Americans lost an estimated $47 billion to scams in 2024 alone, with investment scams draining at least $5.7 billion from victims’ pockets. But here’s the twist: it’s not elderly people who get duped most often. Younger adults are actually 34% more likely than older adults to lose money to fraud.
Before you trust that next “can’t miss” investment pitch, you need to know how to spot the difference between a genuine opportunity and an elaborate deception designed to empty your bank account.
Key Takeaways
- Investment fraud is exploding, and recent data shows that no demographic or amount of self-supposed savvy protects someone from the ubiquitous scams coming our way.
- Warning signs include unsolicited contact, pressure tactics, guaranteed return promises, and unusual payment requests; always verify independently using official resources like the Securities and Exchange Commission’s (SEC) EDGAR database before investing.
How Today’s Scammers Are Getting at Your Money
Here are the most common schemes, according to U.S. Federal Trade Commission data:
- Impostor scams: Scammers impersonating trusted figures like bank officials or family members using text messages or, most concerningly, AI voices cloning technology. A common approach is to create fake emergencies to pressure you into sending money immediately.
- Lottery or prize scams: You receive a message saying you’ve won a lottery or sweepstakes, but before you can claim your prize, you’re told to pay upfront fees or taxes. Similar frauds promise grants, loans, and other financial windfalls in exchange for a fee.
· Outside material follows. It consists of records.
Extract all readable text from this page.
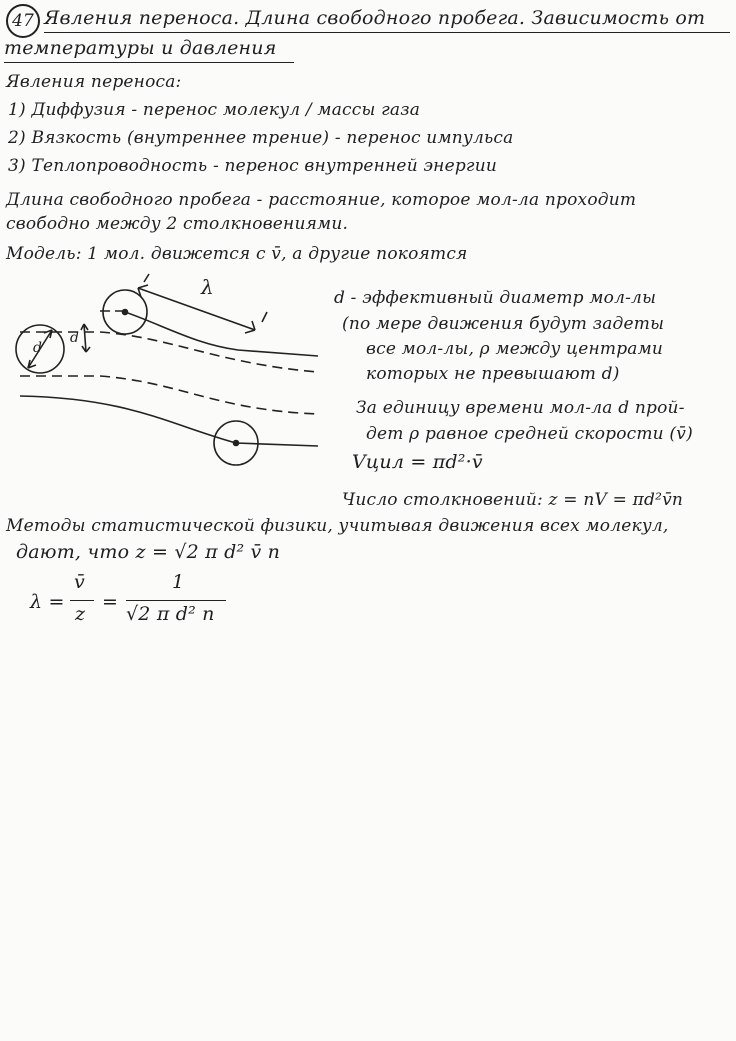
47 Явления переноса. Длина свободного пробега. Зависимость от
температуры и давления
Явления переноса:
1) Диффузия - перенос молекул / массы газа
2) Вязкость (внутреннее трение) - перенос импульса
3) Теплопроводность - перенос внутренней энергии
Длина свободного пробега - расстояние, которое мол-ла проходит
свободно между 2 столкновениями.
Модель: 1 мол. движется с v̄, а другие покоятся
λ
d
d
d - эффективный диаметр мол-лы
(по мере движения будут задеты
все мол-лы, ρ между центрами
которых не превышают d)
За единицу времени мол-ла d прой-
дет ρ равное средней скорости (v̄)
Vцил = πd²·v̄
Число столкновений: z = nV = πd²v̄n
Методы статистической физики, учитывая движения всех молекул,
дают, что z = √2 π d² v̄ n
λ =
v̄
z
=
1
√2 π d² n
- Phishing, smishing, and vishing: These are attempts to steal your personal or financial information through fake emails (phishing), text messages (smishing), or phone calls (vishing). Scammers may direct you to fake websites or hack or spoof legitimate business email accounts to trick employees or clients into sending money or sensitive information.
Warning
An alarming new form of urbanization is occurring in remote areas of Southeastern Asia, Eastern Europe, and elsewhere: Scam cities complete with housing and tech campus-like offices that employ thousands of workers in call centers trained in romance scams, investment fraud, and crypto schemes targeting Americans and Europeans.
Red Flags of a Scam
- Upfront payment requests for prizes, loans, or investments.
- Pressure to “act now” or miss out on limited-time offers.
- Guaranteed high returns with zero risk (impossible in legitimate investing).
- Unusual payment methods like gift cards, wire transfers, or cryptocurrency
- Requests for login credentials or remote access to your devices.
How To Avoid Getting Burned
Research the Offer
Before investing a single dollar, research everything. Check the SEC’s EDGAR database for company filings, search for complaints online, and verify the background of anyone pitching you. Real companies have extensive paper trails—scammers create convincing sites with minimal substance, though AI is helping them put up far better façades than just a few years ago.
Verify Credentials Like Your Money Depends on It
Use the SEC’s Investor.gov tool to confirm that investment professionals and firms are licensed. Many scams involve unlicensed individuals or unregistered firms promising insider access or exclusive deals.
Get Professional Advice
Consult with a licensed financial advisor before making any significant investment. They can spot red flags you might miss and assess whether an opportunity fits your actual financial goals and risk tolerance.
Protecting Yourself from Scams
If You Think You’ve Been Targeted
- Stop all contact immediately and document everything—screenshots, emails, phone numbers.
- Report it fast: Contact your local police and state attorney general, and file a complaint with the FTC at ReportFraud.ftc.gov.
- Call your bank or credit card company immediately: Time matters—the faster you act, the better your chances of recovering funds.
Securing Your Accounts
- Never share login credentials or give remote access to your devices.
- Be suspicious of unusual payment requests—legitimate businesses don’t insist on gift cards or cryptocurrency.
- Verify any urgent requests using contact information you know is real, not what the caller provides.
- Talk to someone you trust in person before making any financial decision under pressure. Scammers use isolation and urgency to bypass your better judgment.
The Bottom Line
Always research any investment opportunity independently, verify the registration and licensing of the company and the individual offering the pitch, and never hesitate to ask tough questions. Be wary of high-pressure tactics, promises of guaranteed returns, or requests for unusual payment methods; these are classic red flags.
If something feels off, slow down and seek a second opinion from a trusted, registered financial advisor. Stay alert, slow things down, remain cautious, and always put your financial security first.